Over 4000 Denver Luxury Homes Sold in the Last Year
Dr. Lawrence Yun, the chief economist for the National Association of Realtors, has talked recently on how high-end home sales are driving up both median and average home prices more than ever before. But, here in metro Denver, in the last 12 months, 4,224 Denver luxury homes have sold for more than $1 million. How does this compare to previous years?

Brand new Denver luxury home in the Denver suburb of Greenwood Village.
2016—1200 homes sold for > $1 million
2017—1497 homes sold for > $1 million—an increase of 24.7%
2018—1755 homes sold for > $1 million—an increase of 17.2%
2019—2066 homes sold for > $1 million—an increase of 17.7%<
2020—2794 homes sold for > $1 million—an increase of 35.2%<
2021 first half —2314 homes sold for > $1 million—an annualized increase of 162%
These home sold in the last 12 months in Denver and suburbs including Cherry Hills Village, Greenwood Village, Castle Pines and other luxury Denver neighborhoods.
What Is Driving The Nationwide Luxury Homes Market?
Oftentimes, trends have sub-trends operating within them. Right now, the strength of real estate has several sub-trends adding to the big upward climb in prices.; The larger and long term trend is the generational bulge that is being caused by the Millennials. And this will likely continue with Generation Z’s who born 1997 forward.

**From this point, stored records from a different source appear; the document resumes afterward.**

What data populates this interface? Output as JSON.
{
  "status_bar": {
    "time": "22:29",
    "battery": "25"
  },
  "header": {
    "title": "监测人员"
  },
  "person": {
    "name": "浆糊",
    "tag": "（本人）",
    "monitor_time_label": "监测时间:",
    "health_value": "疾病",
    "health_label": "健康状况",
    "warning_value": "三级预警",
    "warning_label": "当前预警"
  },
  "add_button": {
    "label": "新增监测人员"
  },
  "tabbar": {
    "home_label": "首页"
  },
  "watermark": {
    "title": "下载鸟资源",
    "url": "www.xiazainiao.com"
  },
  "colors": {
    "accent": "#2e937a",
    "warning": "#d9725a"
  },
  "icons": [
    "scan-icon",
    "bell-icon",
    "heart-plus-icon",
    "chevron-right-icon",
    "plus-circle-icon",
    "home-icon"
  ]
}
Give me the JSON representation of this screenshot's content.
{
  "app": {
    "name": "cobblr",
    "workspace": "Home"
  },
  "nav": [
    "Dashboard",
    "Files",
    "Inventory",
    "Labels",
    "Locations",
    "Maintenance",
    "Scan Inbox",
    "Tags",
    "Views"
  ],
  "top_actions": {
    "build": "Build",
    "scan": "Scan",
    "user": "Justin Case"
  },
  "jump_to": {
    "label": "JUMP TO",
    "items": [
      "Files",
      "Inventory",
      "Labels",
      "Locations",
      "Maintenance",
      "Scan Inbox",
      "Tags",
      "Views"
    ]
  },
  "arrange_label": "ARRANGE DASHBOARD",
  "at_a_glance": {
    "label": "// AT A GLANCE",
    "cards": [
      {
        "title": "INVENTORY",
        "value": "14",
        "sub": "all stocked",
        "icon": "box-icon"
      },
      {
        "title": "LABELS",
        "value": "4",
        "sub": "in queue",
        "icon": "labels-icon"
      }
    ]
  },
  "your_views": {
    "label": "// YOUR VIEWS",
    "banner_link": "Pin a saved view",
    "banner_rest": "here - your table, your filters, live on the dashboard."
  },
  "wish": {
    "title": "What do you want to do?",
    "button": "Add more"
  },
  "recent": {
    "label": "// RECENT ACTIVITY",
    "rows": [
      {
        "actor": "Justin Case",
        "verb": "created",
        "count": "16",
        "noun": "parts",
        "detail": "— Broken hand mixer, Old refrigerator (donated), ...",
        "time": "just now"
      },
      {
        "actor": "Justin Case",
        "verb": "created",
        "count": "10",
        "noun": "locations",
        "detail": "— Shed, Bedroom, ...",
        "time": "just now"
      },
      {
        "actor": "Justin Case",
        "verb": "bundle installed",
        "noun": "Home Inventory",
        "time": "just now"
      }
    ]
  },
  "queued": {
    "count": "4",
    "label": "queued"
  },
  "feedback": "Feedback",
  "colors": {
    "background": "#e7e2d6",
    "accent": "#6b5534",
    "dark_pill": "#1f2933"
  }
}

Adding to this, in a very big way, is the current record low interest rates, primarily driven by the Fed pushing rates down in order to deal with the effects of COVID on the economy. Finally, a third factor is the soaring stock market. That aids high end real estate because many buyers on the high end buy with their wealth more so than their income. With the exception of a hiccup caused by COVID, we have had a strong economy for the last 4 years, adding a tail wind to the other factors mentioned above.
Denver Luxury Homes Hedge Inflation
Brian Wesbury is chief economist for First Trust Portfolios, and one of the best economists at “reading the tea leaves” and predicting our economic future as a nation. He recently wrote an article outlining what he expects to see from the huge government spending that continues to take place. To counter the spending, the Fed has increased the money supply by 30%.
According to Mr. Wesbury, the natural consequence of an increased money supply is a matching increase in inflation. He says that prices must and will increase by 30% over time, whether it be 2 years, 4 years or as long as 6 years. Real estate is traditionally one of the best hedges against inflation. It tends to rise in value in times of inflation.
Brian Wesbury explains why real estate will continue to be a great investment despite rising prices. He spoke at Hancock Symposium held at Westminister College in September.
So, whether you are considering the purchase of investment property, your first home or just continue to own the home you are in, you are in a great place to continue earning equity in your financial future. Likely the only way to lose in real estate any time soon is to not own real estate!